Personal correspondence

For reasons that need not detain us, I needed to post a DVD to Greece on Friday. The man at Hebden Bridge Post Office weighed the slim envelope, consulted his computer, and told me that the postage would be £1.28. Bargain!

Then the man flexed the corner of the envelope suspiciously. “Have you enclosed a letter in here?” he asked.

Ha! Not catching me out with that one! “Oh, no,” I replied, quite truthfully, “it's just a DVD, nothing else!”

The man then re-consulted his computer, and told me that the postage would actually be £5.xx. I didn't catch the exact amount, as I went into shock after the words five pounds.

The man explained that, had the envelope contained a letter as well as a DVD, it would count as personal correspondence. Without such a letter, it was classified as a small package. Small packages cost more to send than personal correspondence. Considerably more, apparently.

What?” I whatted. “It costs £4 more to send exactly the same envelope without a letter than it does with a letter?!”

The man nodded.

I looked him straight in the eyes. “That's BONKERS!” I observed.

The look on the man's face told me two things: 1) I was by no means the first customer to make this observation, and 2) he agreed.

I then has a brain-wave and disclosed, once again quite truthfully, that I had, in fact, written in pen on front of the DVD. I asked if this didn't make the DVD itself into personal correspondence. The man confirmed my suspicion that it didn't.

So, I took my envelope back, went home, opened it, took out the DVD, addressed a brand new envelope, inserted the DVD and a note to the recipient saying words to the effect of “By enclosing this note, I am saving ⅔ of the postage. I trust you are well.”, sealed the envelope, wrote the words PERSONAL CORRESPONDENCE! on the bottom, returned to the Post Office, and announced, “I'd like to send some personal correspondence to Greece, please.”

It cost me £1.28.

Richard Carter

A fat, bearded chap with a Charles Darwin fixation.

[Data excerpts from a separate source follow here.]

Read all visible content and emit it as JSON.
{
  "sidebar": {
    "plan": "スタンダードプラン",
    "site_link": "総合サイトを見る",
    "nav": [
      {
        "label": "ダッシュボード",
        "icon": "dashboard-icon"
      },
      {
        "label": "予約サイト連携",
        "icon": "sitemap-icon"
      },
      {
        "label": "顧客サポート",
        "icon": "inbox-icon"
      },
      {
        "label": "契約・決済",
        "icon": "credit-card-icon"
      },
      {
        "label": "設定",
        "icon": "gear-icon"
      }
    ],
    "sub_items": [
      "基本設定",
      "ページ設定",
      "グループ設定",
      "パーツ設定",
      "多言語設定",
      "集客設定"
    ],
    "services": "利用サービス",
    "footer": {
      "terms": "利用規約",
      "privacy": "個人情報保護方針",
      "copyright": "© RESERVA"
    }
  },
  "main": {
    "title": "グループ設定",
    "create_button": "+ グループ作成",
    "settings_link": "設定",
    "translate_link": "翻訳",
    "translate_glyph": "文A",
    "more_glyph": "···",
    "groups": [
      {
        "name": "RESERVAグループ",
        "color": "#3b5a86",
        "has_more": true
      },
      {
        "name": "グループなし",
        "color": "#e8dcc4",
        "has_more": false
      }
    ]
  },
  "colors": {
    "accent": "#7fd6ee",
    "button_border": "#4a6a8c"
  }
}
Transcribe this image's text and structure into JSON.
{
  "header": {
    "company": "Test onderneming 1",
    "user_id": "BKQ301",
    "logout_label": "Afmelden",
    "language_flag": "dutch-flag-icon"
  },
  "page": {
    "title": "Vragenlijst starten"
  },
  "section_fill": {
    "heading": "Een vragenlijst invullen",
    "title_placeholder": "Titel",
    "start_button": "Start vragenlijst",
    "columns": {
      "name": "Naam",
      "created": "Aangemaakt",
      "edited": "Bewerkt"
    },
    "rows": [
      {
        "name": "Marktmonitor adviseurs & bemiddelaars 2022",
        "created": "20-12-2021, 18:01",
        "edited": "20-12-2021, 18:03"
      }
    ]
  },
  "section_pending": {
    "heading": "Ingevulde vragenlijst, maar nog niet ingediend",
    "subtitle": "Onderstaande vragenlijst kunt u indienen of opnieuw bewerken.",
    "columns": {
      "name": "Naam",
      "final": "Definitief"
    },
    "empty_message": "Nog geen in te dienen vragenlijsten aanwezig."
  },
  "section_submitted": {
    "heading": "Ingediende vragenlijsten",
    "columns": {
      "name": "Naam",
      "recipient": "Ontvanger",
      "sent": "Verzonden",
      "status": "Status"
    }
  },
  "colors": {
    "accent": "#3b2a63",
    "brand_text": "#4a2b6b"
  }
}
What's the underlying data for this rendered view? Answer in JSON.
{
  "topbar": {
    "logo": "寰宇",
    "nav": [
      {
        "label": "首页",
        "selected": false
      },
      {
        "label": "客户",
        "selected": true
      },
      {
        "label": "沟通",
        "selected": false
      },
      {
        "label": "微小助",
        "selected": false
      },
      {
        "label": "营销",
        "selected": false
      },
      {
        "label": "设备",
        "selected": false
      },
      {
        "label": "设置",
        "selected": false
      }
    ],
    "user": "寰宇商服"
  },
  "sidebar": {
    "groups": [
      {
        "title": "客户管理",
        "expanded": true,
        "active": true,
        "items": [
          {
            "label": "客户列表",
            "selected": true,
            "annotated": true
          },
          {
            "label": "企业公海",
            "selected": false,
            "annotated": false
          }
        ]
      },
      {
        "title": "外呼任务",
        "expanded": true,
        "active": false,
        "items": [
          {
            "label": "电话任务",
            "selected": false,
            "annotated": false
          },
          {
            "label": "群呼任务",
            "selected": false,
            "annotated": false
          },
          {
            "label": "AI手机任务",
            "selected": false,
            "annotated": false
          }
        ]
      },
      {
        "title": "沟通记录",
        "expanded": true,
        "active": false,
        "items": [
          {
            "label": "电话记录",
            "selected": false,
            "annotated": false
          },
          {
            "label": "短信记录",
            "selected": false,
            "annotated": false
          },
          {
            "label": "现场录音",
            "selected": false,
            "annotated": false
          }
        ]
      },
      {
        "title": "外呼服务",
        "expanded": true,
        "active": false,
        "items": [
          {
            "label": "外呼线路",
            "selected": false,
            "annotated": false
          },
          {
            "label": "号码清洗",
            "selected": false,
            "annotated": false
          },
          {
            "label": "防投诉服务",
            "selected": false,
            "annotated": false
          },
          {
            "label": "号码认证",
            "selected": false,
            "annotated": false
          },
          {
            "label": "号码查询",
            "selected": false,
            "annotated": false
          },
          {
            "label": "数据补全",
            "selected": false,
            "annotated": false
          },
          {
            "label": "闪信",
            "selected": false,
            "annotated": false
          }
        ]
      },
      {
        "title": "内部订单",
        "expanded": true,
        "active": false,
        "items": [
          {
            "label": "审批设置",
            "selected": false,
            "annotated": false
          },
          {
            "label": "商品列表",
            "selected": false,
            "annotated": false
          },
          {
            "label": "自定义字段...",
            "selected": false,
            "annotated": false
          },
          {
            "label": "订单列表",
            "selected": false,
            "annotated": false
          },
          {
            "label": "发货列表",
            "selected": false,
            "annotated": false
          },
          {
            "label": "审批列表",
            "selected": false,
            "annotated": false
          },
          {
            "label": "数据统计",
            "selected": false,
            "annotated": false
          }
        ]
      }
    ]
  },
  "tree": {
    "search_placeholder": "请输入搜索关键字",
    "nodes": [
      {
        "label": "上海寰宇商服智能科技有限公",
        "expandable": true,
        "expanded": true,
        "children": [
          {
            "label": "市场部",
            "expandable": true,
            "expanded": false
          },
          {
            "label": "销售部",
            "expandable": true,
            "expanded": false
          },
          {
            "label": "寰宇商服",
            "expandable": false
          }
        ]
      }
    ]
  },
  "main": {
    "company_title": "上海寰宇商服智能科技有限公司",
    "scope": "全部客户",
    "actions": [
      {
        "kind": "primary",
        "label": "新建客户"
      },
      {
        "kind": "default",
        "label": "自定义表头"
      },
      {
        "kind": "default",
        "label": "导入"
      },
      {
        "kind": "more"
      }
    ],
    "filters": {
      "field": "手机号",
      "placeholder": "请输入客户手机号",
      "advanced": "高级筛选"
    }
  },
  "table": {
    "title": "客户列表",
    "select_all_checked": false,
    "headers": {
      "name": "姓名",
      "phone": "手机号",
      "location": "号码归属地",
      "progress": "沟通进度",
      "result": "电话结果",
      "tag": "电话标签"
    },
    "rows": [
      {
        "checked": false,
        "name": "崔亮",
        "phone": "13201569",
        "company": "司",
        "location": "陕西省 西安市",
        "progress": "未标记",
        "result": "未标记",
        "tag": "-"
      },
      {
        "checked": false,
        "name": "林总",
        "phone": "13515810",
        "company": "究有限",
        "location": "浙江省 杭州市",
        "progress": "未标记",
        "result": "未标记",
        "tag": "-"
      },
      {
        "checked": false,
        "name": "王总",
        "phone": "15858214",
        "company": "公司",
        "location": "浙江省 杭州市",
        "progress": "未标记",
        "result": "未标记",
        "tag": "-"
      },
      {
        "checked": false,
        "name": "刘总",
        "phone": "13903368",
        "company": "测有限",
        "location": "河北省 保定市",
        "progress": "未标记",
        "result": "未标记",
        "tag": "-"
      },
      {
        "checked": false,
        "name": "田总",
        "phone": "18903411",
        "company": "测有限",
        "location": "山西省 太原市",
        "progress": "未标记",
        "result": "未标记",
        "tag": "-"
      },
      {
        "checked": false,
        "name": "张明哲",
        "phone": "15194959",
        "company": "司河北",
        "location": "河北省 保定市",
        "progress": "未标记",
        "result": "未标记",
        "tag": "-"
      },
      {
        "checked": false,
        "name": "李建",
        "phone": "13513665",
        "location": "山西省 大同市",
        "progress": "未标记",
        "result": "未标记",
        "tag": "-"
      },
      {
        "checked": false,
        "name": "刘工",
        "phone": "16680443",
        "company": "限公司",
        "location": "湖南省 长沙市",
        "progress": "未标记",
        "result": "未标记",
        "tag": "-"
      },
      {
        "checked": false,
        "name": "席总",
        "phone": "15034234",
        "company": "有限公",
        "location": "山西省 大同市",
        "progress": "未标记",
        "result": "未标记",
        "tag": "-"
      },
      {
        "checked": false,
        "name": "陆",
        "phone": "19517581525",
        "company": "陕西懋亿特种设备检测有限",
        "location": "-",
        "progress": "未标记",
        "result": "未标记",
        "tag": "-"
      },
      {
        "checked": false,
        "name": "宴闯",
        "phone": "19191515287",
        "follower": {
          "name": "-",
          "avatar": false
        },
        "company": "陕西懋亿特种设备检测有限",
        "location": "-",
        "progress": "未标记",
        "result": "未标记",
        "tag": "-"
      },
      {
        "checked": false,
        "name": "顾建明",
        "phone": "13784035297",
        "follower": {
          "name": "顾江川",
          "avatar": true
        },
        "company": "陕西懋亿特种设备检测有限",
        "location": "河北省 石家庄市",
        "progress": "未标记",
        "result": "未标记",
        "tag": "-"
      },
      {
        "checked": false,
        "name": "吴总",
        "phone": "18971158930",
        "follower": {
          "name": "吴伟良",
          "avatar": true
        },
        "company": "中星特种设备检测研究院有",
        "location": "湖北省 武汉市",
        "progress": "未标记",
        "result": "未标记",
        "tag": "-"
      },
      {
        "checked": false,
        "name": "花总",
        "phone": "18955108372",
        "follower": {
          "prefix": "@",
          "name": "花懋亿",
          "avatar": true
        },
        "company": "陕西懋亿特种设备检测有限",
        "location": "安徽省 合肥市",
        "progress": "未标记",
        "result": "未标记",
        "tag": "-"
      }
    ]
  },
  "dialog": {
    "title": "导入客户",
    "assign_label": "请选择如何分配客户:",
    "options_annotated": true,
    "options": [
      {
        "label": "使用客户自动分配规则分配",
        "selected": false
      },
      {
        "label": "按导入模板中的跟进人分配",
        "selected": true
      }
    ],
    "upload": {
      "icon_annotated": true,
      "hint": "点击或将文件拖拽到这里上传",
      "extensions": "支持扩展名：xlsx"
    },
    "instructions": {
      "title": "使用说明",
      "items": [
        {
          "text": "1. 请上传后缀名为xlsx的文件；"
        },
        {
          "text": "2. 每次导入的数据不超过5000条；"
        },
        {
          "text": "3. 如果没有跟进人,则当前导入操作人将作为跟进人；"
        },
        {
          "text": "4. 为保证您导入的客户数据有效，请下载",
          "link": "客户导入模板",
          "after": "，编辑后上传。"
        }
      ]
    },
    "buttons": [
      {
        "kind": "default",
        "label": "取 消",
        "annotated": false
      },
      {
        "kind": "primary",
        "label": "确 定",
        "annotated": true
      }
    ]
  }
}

  1. Another useful trick is to put things in the right shaped box/envelope for UK mail. Put two CDs on top of each other in a small jiffy bag and it costs £3 because it is fat enough to be a 'small parcel.' Put them side by side in a larger jiffy bag and it costs £1.20 as a large letter. Simples.

  2. One day, when we all have jetpacks and hoverboots, someone will get round to properly addressing this issue. Perhaps they will invent a way of taking the contents of a DVD and encoding it all digitally, so that it might be sent using electronic networks of some kind. Science fiction, but it's fun to dream, no?

    1. An excellent idea, which I shall patent if you don't. However, as to the case in hand, Greece would presumably have to have access to said electronic networks, which would require them to have access to electricity. You haven't thought this one through, have you?

  3. You're right, I hadn't. But on reflection, it's not such a crazy idea. They could harness Greece lightening.